Some recent non-Mesozoic birds papers in open access. (Some people have wanted more bird stuff...)
Estelle Bourdon, Anette V. Kristoffersen & Niels Bonde (2016)
A roller-like bird (Coracii) from the Early Eocene of Denmark.
Scientific Reports 6, Article number: 34050 (2016)
The fossil record of crown group birds (Neornithes) prior to the Cretaceous-Paleogene boundary is scarce and fragmentary. Early Cenozoic bird fossils are more abundant, but are typically disarticulated and/or flattened. Here we report the oldest roller (Coracii), Septencoracias morsensis gen. et sp. nov. (Primobucconidae), based on a new specimen from the Early Eocene (about 54 million years ago) Fur Formation of Denmark. The new fossil is a nearly complete, three-dimensionally preserved and articulated skeleton. It lies at the lower end of the size range for extant rollers. Salient diagnostic features of Septencoracias relative to other Coracii include the proportionally larger skull and the small, ovoid and dorsally positioned narial openings. Our discovery adds to the evidence that the Coracii had a widespread northern hemisphere distribution in the Eocene. Septencoracias is the oldest substantial record of the Picocoraciae and provides a reliable calibration point for molecular phylogenetic studies.
Alexander Suh (2016)
The phylogenomic forest of bird trees contains a hard polytomy at the root of Neoaves.
Zoologica Scripta 45(S1): 50–62
DOI: 10.1111/zsc.12213View/save citation
Birds have arguably been the most intensely studied animal group for their phylogenetic relationships. However, the recent advent of genome-scale phylogenomics has made the forest of bird phylogenies even more complex and confusing. Here, in this perspective piece, I show that most parts of the avian Tree of Life are now firmly established as reproducible phylogenetic hypotheses. This is to the exception of the deepest relationships among Neoaves. Using phylogenetic networks and simulations, I argue that the very onset of the super-rapid neoavian radiation is irresolvable because of eight near-simultaneous speciation events. Such a hard polytomy of nine taxa translates into 2 027 025 possible rooted bifurcating trees. Accordingly, recent genome-scale phylogenies show extremely complex conflicts in this (and only this) part of the avian Tree of Life. I predict that the upcoming years of avian phylogenomics will witness many more, highly conflicting tree topologies regarding the early neoavian polytomy. I further caution against bootstrapping in the era of genomics and suggest to instead use reproducibility (e.g. independent methods or data types) as support for phylogenetic hypotheses. The early neoavian polytomy coincides with the Cretaceous–Paleogene (K-Pg) mass extinction and is, to my knowledge, the first empirical example of a hard polytomy.

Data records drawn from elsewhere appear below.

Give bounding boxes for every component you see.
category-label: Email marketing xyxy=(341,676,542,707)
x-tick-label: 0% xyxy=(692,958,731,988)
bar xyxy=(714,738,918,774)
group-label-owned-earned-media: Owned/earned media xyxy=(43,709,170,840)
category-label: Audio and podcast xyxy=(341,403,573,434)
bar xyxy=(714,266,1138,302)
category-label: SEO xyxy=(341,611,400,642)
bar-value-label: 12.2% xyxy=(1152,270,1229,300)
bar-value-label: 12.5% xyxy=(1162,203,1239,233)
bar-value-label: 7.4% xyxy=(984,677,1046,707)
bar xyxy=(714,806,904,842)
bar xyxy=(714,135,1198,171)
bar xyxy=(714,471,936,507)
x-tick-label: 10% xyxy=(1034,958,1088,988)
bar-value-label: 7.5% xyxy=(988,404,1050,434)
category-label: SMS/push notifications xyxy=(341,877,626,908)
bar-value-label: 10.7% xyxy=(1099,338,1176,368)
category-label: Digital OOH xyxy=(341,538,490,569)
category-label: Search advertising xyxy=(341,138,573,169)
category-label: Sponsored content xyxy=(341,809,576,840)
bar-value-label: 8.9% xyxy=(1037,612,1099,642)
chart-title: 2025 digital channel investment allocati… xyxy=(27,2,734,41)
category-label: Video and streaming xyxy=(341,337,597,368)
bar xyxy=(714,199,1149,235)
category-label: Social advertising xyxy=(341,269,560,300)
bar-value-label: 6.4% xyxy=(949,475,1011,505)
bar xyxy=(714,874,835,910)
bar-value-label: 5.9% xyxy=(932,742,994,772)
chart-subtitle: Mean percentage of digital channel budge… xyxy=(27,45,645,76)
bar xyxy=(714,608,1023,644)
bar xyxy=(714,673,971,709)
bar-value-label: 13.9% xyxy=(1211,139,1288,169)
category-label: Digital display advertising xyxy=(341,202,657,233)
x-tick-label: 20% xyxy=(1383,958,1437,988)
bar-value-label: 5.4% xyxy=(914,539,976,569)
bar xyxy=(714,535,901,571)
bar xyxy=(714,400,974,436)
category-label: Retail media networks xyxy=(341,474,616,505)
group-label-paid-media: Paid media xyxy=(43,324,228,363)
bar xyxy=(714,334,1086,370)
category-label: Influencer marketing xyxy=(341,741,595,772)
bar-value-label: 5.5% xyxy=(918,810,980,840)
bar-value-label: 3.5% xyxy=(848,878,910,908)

Beatrice Demarchi Shaun Hall Teresa Roncal-Herrero Colin L Freeman Jos Woolley Molly K Crisp Julie Wilson Anna Fotakis Roman Fischer Benedikt M Kessler Rosa Rakownikow Jersie-Christensen Jesper V Olsen James Haile Jessica Thomas Curtis W Marean John Parkington Samantha Presslee Julia Lee-Thorp Peter Ditchfield Jacqueline F Hamilton Martyn W Ward Chunting Michelle Wang Marvin D Shaw Terry Harrison Manuel Domínguez-Rodrigo Ross DE MacPhee Amandus Kwekason Michaela Ecker Liora Kolska Horwitz Michael Chazan Roland Kröger Jane Thomas-Oates John H Harding Enrico Cappellini Kirsty Penkman Matthew J Collins (2016)
A chemically unstable ostrich eggshell peptide survives for at least 3.8 million years at the equator, stabilized by strong mineral interactions.
Proteins persist longer in the fossil record than DNA, but the longevity, survival mechanisms and substrates remain contested. Here, we demonstrate the role of mineral binding in preserving the protein sequence in ostrich (Struthionidae) eggshell, including from the palaeontological sites of Laetoli (3.8 Ma) and Olduvai Gorge (1.3 Ma) in Tanzania. By tracking protein diagenesis back in time we find consistent patterns of preservation, demonstrating authenticity of the surviving sequences. Molecular dynamics simulations of struthiocalcin-1 and -2, the dominant proteins within the eggshell, reveal that distinct domains bind to the mineral surface. It is the domain with the strongest calculated binding energy to the calcite surface that is selectively preserved. Thermal age calculations demonstrate that the Laetoli and Olduvai peptides are 50 times older than any previously authenticated sequence (equivalent to ~16 Ma at a constant 10°C).